THERE WERE CULTURAL DIFFERENCES: JUDGE
The judge noted that Ms Rajinder, 28, was the youngest of three sisters and had come to Singapore from Punjab to replace her older sister as breadwinner of the family.
She missed her flight and cried when taken to her new employers' home, staying on only after both her sister and Ms Manu calmed her down.
"What struck me about Ms Rajinder was a lack of maturity, which was exacerbated by the cultural differences between her home and host country," said the judge.
He pointed to a diary entry Ms Rajinder had made where she wrote that she had to "endure their treatment and scolding" and was given "food that was not good".
When asked, Ms Rajinder said that she was referring to dough that had been prepared the night before and stored in the refrigerator.
She found this "bad", because only fresh dough had been used in her own home.
Ms Manu pointed out that the family ate bread, while the dough was given to Ms Rajinder to make chapati for herself.
"It was also evident that the complainant did not know how to behave as a domestic helper," said the judge.
"At one picnic outing, she was seen playing with the accused's daughters instead of helping with the setting up of the picnic and food."
He added that Ms Rajinder's own sister had admitted that her sister could be "lazy and irresponsible".
A friend of Ms Manu's said that Ms Rajinder initially had issues about cleaning the bathroom "as it was considered a job for the lower caste in India", the judge added.

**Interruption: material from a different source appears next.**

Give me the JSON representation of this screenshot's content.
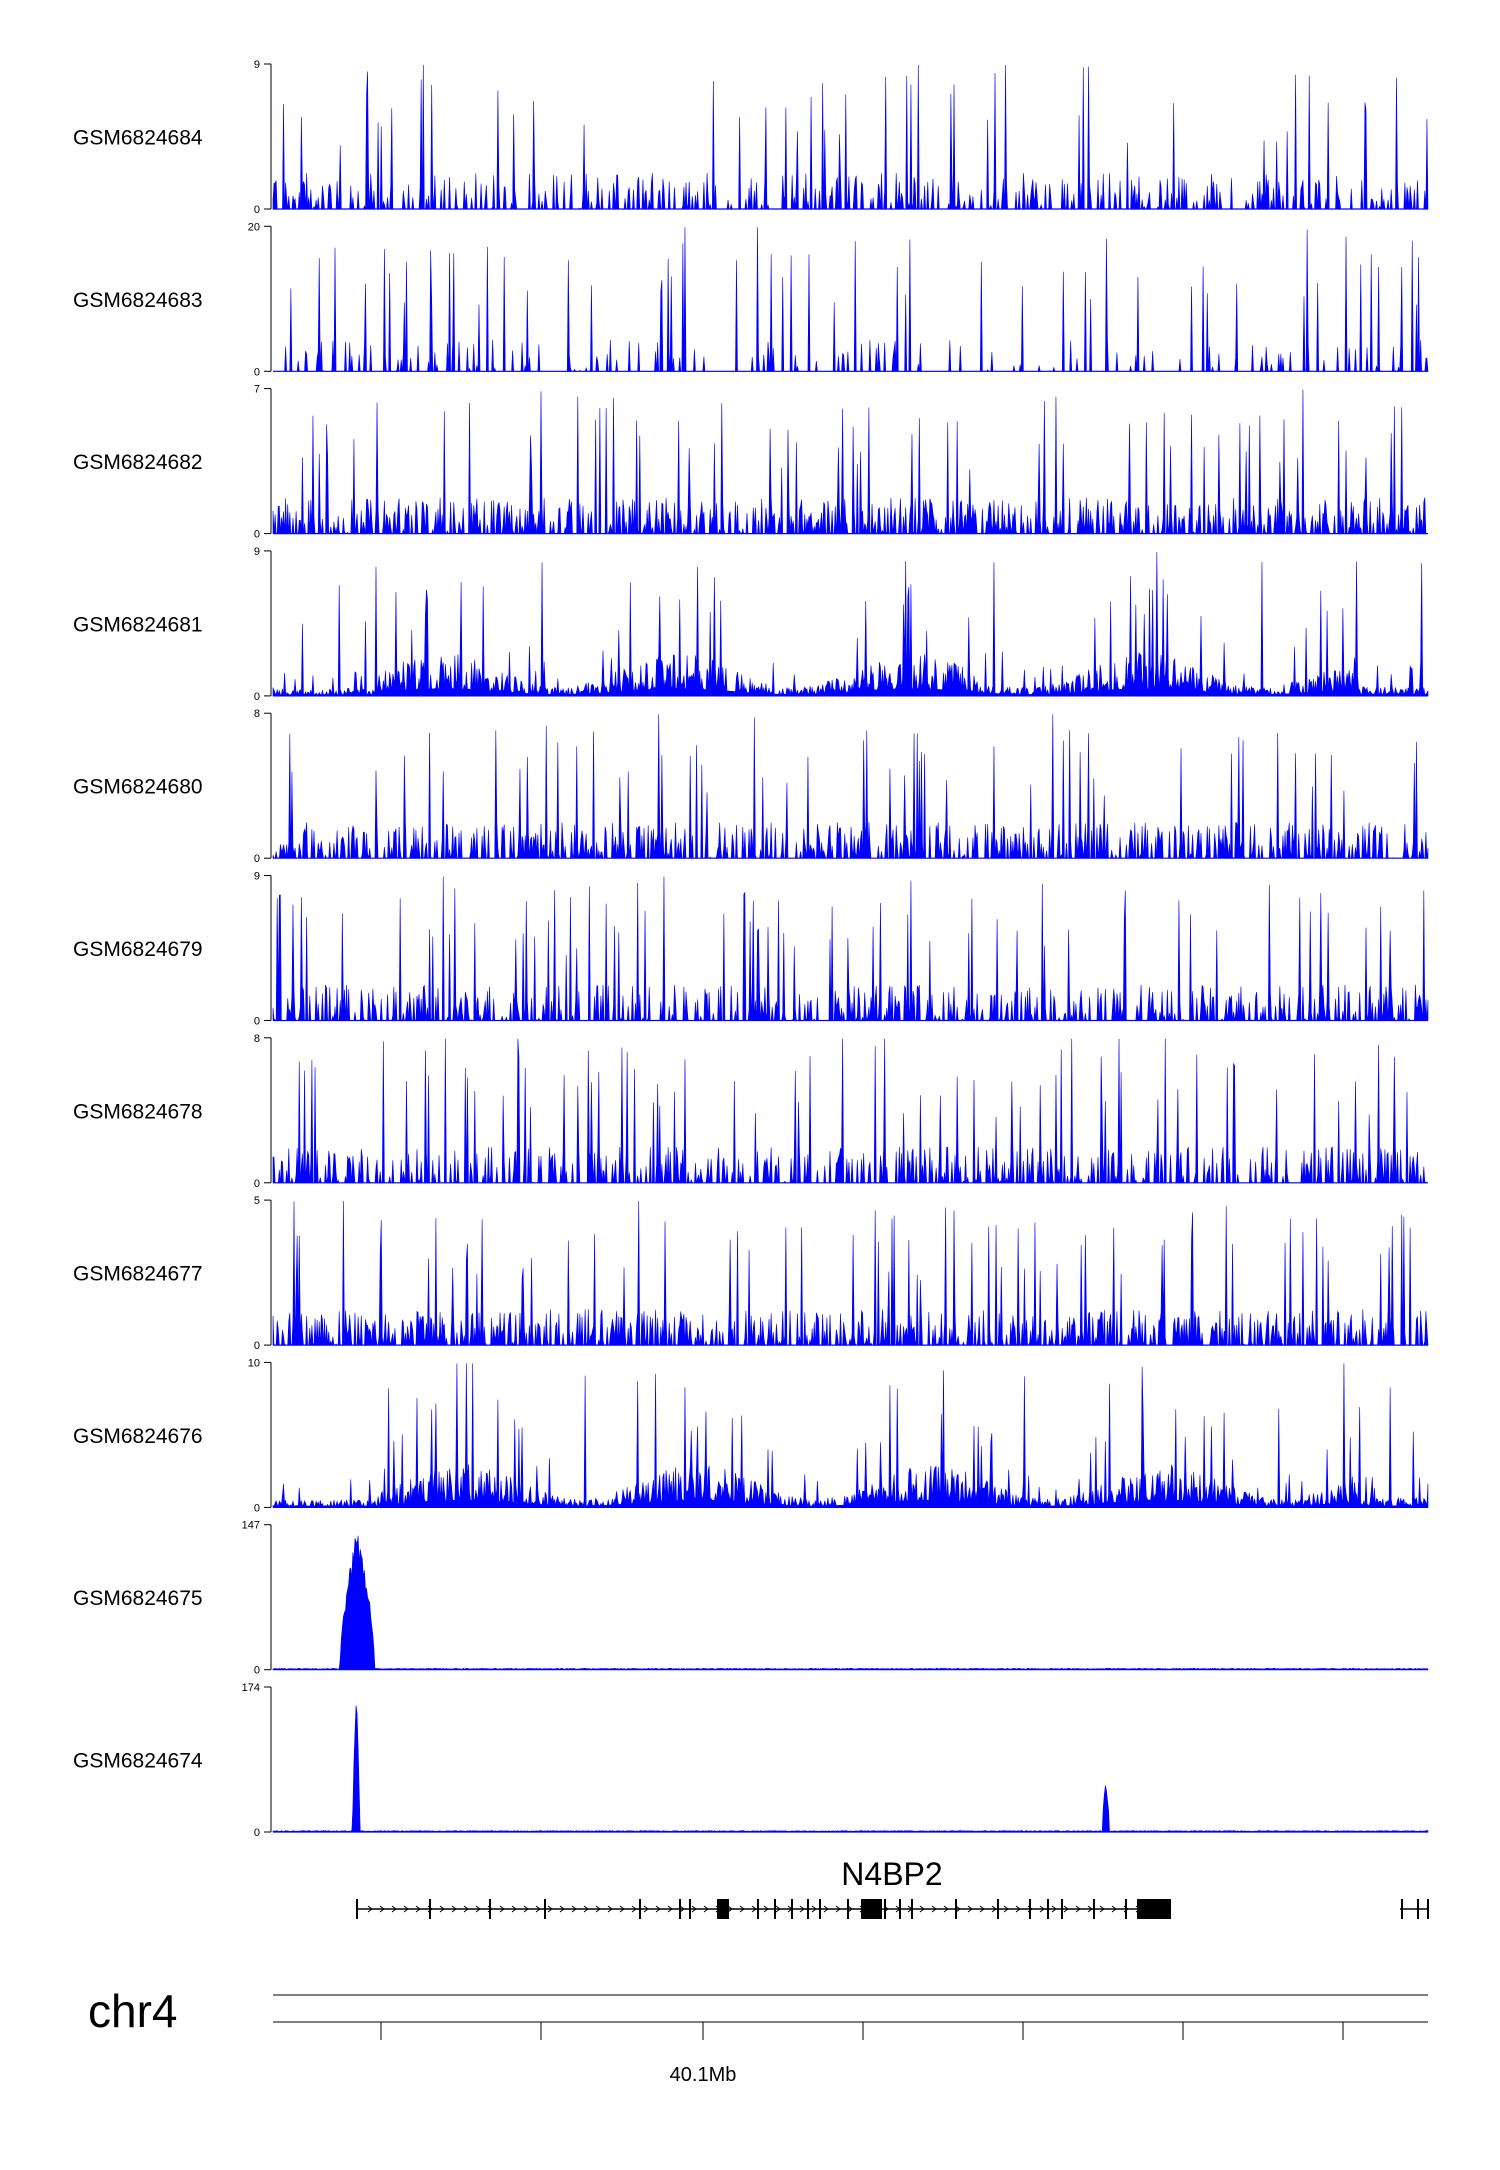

READ: Singaporean couple jailed for punching Myanmar maid, making her drink water mixed with floor cleaner
ACCOUNT OF ALLEGED ASSAULT LACKING IN CLARITY
Addressing the charges themselves, the judge said he found Ms Rajinder's account of the alleged assaults lacking in clarity and subject to exaggeration.

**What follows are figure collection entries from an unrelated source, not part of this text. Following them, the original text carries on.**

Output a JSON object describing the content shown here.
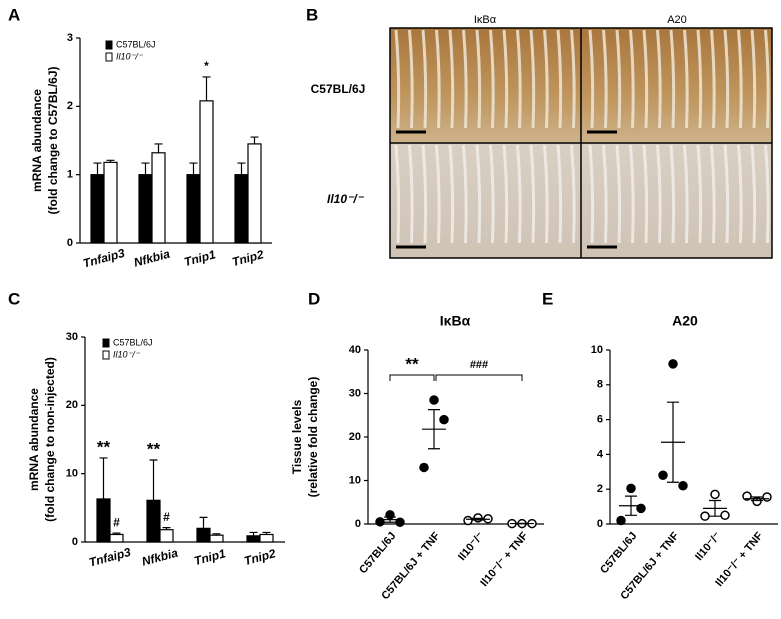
{
  "panel_labels": [
    "A",
    "B",
    "C",
    "D",
    "E"
  ],
  "images": {
    "columns": [
      "IκBα",
      "A20"
    ],
    "rows": [
      "C57BL/6J",
      "Il10⁻/⁻"
    ]
  },
  "chart_data": [
    {
      "type": "bar",
      "y_label": [
        "mRNA abundance",
        "(fold change to C57BL/6J)"
      ],
      "categories": [
        "Tnfaip3",
        "Nfkbia",
        "Tnip1",
        "Tnip2"
      ],
      "series": [
        {
          "name": "C57BL/6J",
          "color": "#000000",
          "values": [
            1,
            1,
            1,
            1
          ],
          "errors": [
            0.17,
            0.17,
            0.17,
            0.17
          ],
          "annotations": [
            null,
            null,
            null,
            null
          ]
        },
        {
          "name": "Il10⁻/⁻",
          "color": "#ffffff",
          "values": [
            1.18,
            1.32,
            2.08,
            1.45
          ],
          "errors": [
            0.03,
            0.13,
            0.35,
            0.1
          ],
          "annotations": [
            null,
            null,
            "*",
            null
          ]
        }
      ],
      "ylim": [
        0,
        3
      ],
      "yticks": [
        0,
        1,
        2,
        3
      ]
    },
    {
      "type": "bar",
      "y_label": [
        "mRNA abundance",
        "(fold change to non-injected)"
      ],
      "categories": [
        "Tnfaip3",
        "Nfkbia",
        "Tnip1",
        "Tnip2"
      ],
      "series": [
        {
          "name": "C57BL/6J",
          "color": "#000000",
          "values": [
            6.3,
            6.1,
            2.0,
            0.9
          ],
          "errors": [
            6.0,
            5.9,
            1.6,
            0.5
          ],
          "annotations": [
            "**",
            "**",
            null,
            null
          ]
        },
        {
          "name": "Il10⁻/⁻",
          "color": "#ffffff",
          "values": [
            1.1,
            1.8,
            1.0,
            1.1
          ],
          "errors": [
            0.2,
            0.3,
            0.2,
            0.3
          ],
          "annotations": [
            "#",
            "#",
            null,
            null
          ]
        }
      ],
      "ylim": [
        0,
        30
      ],
      "yticks": [
        0,
        10,
        20,
        30
      ]
    },
    {
      "type": "strip",
      "title": "IκBα",
      "y_label": [
        "Tissue levels",
        "(relative fold change)"
      ],
      "categories": [
        "C57BL/6J",
        "C57BL/6J + TNF",
        "Il10⁻/⁻",
        "Il10⁻/⁻ + TNF"
      ],
      "values": [
        [
          0.5,
          2.1,
          0.4
        ],
        [
          13,
          28.5,
          24
        ],
        [
          0.8,
          1.4,
          1.2
        ],
        [
          0.1,
          0.1,
          0.1
        ]
      ],
      "means": [
        1.0,
        21.8,
        1.1,
        0.1
      ],
      "sems": [
        0.6,
        4.5,
        0.2,
        0.05
      ],
      "filled": [
        true,
        true,
        false,
        false
      ],
      "annotations": [
        "**",
        "###"
      ],
      "ylim": [
        0,
        40
      ],
      "yticks": [
        0,
        10,
        20,
        30,
        40
      ]
    },
    {
      "type": "strip",
      "title": "A20",
      "categories": [
        "C57BL/6J",
        "C57BL/6J + TNF",
        "Il10⁻/⁻",
        "Il10⁻/⁻ + TNF"
      ],
      "values": [
        [
          0.2,
          2.05,
          0.9
        ],
        [
          2.8,
          9.2,
          2.2
        ],
        [
          0.45,
          1.7,
          0.5
        ],
        [
          1.6,
          1.3,
          1.55
        ]
      ],
      "means": [
        1.05,
        4.7,
        0.9,
        1.45
      ],
      "sems": [
        0.55,
        2.3,
        0.45,
        0.1
      ],
      "filled": [
        true,
        true,
        false,
        false
      ],
      "ylim": [
        0,
        10
      ],
      "yticks": [
        0,
        2,
        4,
        6,
        8,
        10
      ]
    }
  ]
}
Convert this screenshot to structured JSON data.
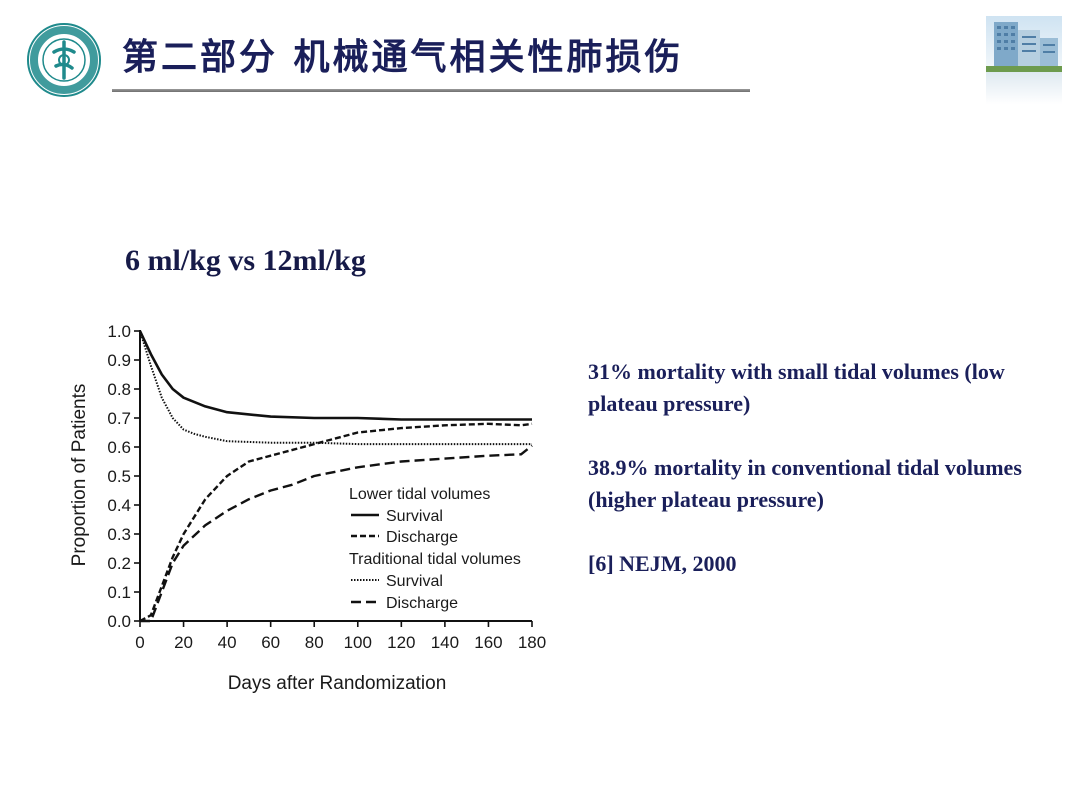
{
  "header": {
    "title": "第二部分 机械通气相关性肺损伤"
  },
  "subtitle": "6 ml/kg vs 12ml/kg",
  "notes": {
    "line1": "31% mortality with small tidal volumes (low plateau pressure)",
    "line2": "38.9% mortality in conventional tidal volumes (higher plateau pressure)",
    "line3": "[6] NEJM, 2000"
  },
  "colors": {
    "title": "#1a1f5a",
    "logo_teal": "#1f8a8c",
    "rule": "#8a8a8a"
  },
  "chart_data": {
    "type": "line",
    "xlabel": "Days after Randomization",
    "ylabel": "Proportion of Patients",
    "xlim": [
      0,
      180
    ],
    "ylim": [
      0,
      1.0
    ],
    "xticks": [
      0,
      20,
      40,
      60,
      80,
      100,
      120,
      140,
      160,
      180
    ],
    "yticks": [
      "0.0",
      "0.1",
      "0.2",
      "0.3",
      "0.4",
      "0.5",
      "0.6",
      "0.7",
      "0.8",
      "0.9",
      "1.0"
    ],
    "grid": false,
    "legend_position": "lower-right",
    "legend": {
      "group1": "Lower tidal volumes",
      "group1_survival": "Survival",
      "group1_discharge": "Discharge",
      "group2": "Traditional tidal volumes",
      "group2_survival": "Survival",
      "group2_discharge": "Discharge"
    },
    "series": [
      {
        "name": "Lower tidal volumes — Survival",
        "style": "solid",
        "x": [
          0,
          5,
          10,
          15,
          20,
          30,
          40,
          60,
          80,
          100,
          120,
          140,
          160,
          180
        ],
        "y": [
          1.0,
          0.92,
          0.85,
          0.8,
          0.77,
          0.74,
          0.72,
          0.705,
          0.7,
          0.7,
          0.695,
          0.695,
          0.695,
          0.695
        ]
      },
      {
        "name": "Lower tidal volumes — Discharge",
        "style": "dashed",
        "x": [
          0,
          5,
          10,
          15,
          20,
          30,
          40,
          50,
          60,
          80,
          100,
          120,
          140,
          160,
          175,
          180
        ],
        "y": [
          0.0,
          0.02,
          0.12,
          0.22,
          0.3,
          0.42,
          0.5,
          0.55,
          0.57,
          0.61,
          0.65,
          0.665,
          0.675,
          0.68,
          0.675,
          0.68
        ]
      },
      {
        "name": "Traditional tidal volumes — Survival",
        "style": "dotted",
        "x": [
          0,
          5,
          10,
          15,
          20,
          25,
          30,
          40,
          60,
          80,
          100,
          120,
          140,
          160,
          180
        ],
        "y": [
          1.0,
          0.88,
          0.77,
          0.7,
          0.66,
          0.645,
          0.635,
          0.62,
          0.615,
          0.615,
          0.61,
          0.61,
          0.61,
          0.61,
          0.61
        ]
      },
      {
        "name": "Traditional tidal volumes — Discharge",
        "style": "longdash",
        "x": [
          0,
          5,
          10,
          15,
          20,
          30,
          40,
          50,
          60,
          70,
          80,
          100,
          120,
          140,
          160,
          175,
          180
        ],
        "y": [
          0.0,
          0.0,
          0.1,
          0.2,
          0.26,
          0.33,
          0.38,
          0.42,
          0.45,
          0.47,
          0.5,
          0.53,
          0.55,
          0.56,
          0.57,
          0.575,
          0.605
        ]
      }
    ]
  }
}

Ms Rajinder said at first that her employer had slapped her in the back twice, but she later changed her evidence to say that she had been hit on her back twice with a closed fist.

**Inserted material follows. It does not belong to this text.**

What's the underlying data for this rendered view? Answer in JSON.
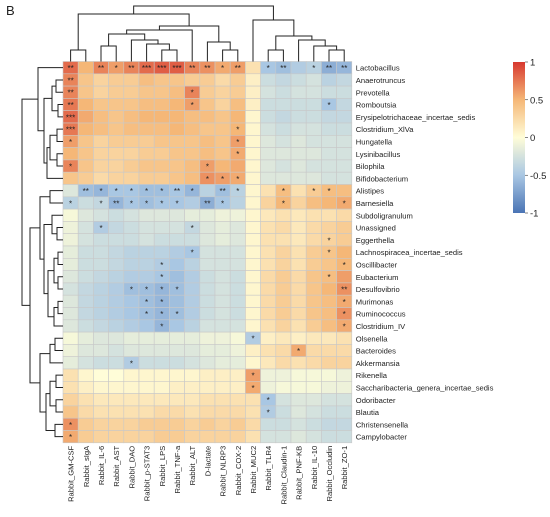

She accused Ms Manu of hurting her when she became angry that Ms Rajinder could not move the dryer as asked, but Ms Manu's husband testified that the machine was too heavy even for him to lift.
"It seems highly incredible that the accused would have asked the (maid), who was of diminutive stature, to even attempt to lift the machine," said the judge.
Ms Rajinder claimed that she had been hit on a third occasion because she failed to heat up milk for her employer's daughters.
However, when told that the daughters did not drink milk but banana milkshakes with almonds, Ms Rajinder changed her evidence to say that she had been referring to banana milkshakes.
"However, this still did not explain why milk had to be heated up if a milkshake was what was required," said the judge.
There were also differing accounts for the last charge as to how the knife was used, and no mention of the injury to her hand was made to police officers at the scene on Jan 31, 2017. The doctor who examined her later that day recorded no such injury either.
The prosecution had fought for Ms Rajinder's case, saying that she had no reason to falsely implicate her employer.
"She had flown back to Singapore from India to testify against the accused," said Deputy Public Prosecutors Yang Ziliang and Sheryl Yeo.
"When cross-examined and asked whether she had lied about being flung against a bedpost, (she) calmly responded: 'If I had lied, I wouldn't have come back. I'd have stayed in India.'"
The judge ruled otherwise and acquitted Ms Manu of all charges.
He said: "It must be borne in mind that while there is a demonstrable need to protect domestic workers given their vulnerable nature, employers also need to be given the benefit of the doubt where the allegations are riddled with inconsistencies, as they are in the present case."
The prosecution has yet to indicate whether they are going to appeal.